Searching For Public Art
Where do you find public art? Do you see it every day, in murals in your neighborhood or an art installation on your campus? Have you traveled to visit destinations like Mount Rushmore or Cloud Gate in Chicago's Millennium Park?
There is a new tool to help you find public art--- the Public Art Archive™, a data-rich, online catalogue of public art throughout the U.S. and Canada put together by the Western States Arts Federation (WESTAF). WESTAF is a regional arts service organization dedicated to the creative development and preservation of the arts, with an emphasis on technology. While the organization primarily serves the 13 states that make up its membership, WESTAF impacts the entire country through their new technology tools designed for the creative industries.
Launched in 2009, the archive is a free resource that allows a broad range of users to explore public art in their communities. Their extensive, standardized data includes items such as images of the public artwork at different stages of the project, documents with artists’ statements, audio of artist interviews, and video of the piece’s installation. The archive also boasts a mobile site that grants visitors easy access to the database, including a geo-location feature to immediately find artworks near you. With 100 collections catalogued to date, WESTAF continues to accept content submissions to the archive.
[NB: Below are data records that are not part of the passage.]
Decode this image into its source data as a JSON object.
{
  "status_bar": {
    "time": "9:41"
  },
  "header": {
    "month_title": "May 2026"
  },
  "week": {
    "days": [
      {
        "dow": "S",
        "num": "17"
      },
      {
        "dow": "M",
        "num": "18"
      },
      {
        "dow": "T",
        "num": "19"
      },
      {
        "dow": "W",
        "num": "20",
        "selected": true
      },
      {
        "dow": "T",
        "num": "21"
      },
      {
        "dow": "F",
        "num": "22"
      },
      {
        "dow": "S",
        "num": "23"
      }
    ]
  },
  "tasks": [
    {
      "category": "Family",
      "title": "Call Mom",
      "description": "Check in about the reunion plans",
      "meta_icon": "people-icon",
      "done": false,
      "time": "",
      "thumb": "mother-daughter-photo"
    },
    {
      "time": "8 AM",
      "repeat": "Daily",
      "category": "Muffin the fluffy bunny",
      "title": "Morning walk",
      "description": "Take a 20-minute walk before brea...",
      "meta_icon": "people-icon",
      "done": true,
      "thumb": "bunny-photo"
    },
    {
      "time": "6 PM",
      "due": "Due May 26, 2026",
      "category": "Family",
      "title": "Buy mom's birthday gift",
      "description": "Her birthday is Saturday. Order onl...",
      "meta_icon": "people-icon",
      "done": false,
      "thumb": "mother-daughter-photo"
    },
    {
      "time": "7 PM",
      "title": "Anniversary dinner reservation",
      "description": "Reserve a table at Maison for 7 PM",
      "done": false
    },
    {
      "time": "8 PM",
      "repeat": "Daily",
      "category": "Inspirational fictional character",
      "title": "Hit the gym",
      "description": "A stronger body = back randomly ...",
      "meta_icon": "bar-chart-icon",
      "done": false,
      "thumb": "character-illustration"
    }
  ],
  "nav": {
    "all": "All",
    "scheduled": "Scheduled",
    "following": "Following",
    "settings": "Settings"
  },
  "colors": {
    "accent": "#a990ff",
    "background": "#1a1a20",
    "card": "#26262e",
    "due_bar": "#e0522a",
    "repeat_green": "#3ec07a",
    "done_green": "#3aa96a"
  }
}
The NEA recently spoke with Rachel J. Cain, the program manager of the Public Art Archive™, and Anthony Radich, the executive director of WESTAF. We talked about the beginnings of the archive, how it works to serve the field right now, and their hopes for the future.
NEA: What sparked the idea for this project?
RACHEL CAIN: There is a real need in the public art field to not only collect information in one place which in turn, allows people to explore the wealth of public art to gain new insights. It is a simple idea with a huge impact.
What you have right now are silos of information about public art information that exist in individual city websites or in one-off websites by various people. Some public art programs may have been able to create their own website and there is a new trend where programs want to develop their own public art app. The Public Art Archive™ is the place where all of this information can live and be found together, creating a united and free resource for everyone. We want to surface information and images of public art instead of making people hunt for them.
ANTHONY RADICH: I would add two other things that give a reason for this. One is education. Many public art projects have some kind of citizens' committee that participates in the selection process. What has happened until now was that public art administrators would have to collect their own images of artwork to show those committees as examples. So, as a tool, the Public Art Archive™ is an educational resource. If the Omaha Public Art Commission wants to do a ceramic tile mural under a viaduct, the administrator could pull up images of ceramic tile murals from all across the country and show that group what has been done and how it looks.
The other reason is to support cultural tourism. Many public art administrators have an interest in attracting visitors to see their public art, but producing a full-color brochure with a map can be cost prohibitive. The Public Art Archive™ has a very robust mapping feature that helps tourists find and learn about the public art. This is where the mobile site can be really beneficial.
NEA: Is there a selection process for the public art listed in the Public Art Archive?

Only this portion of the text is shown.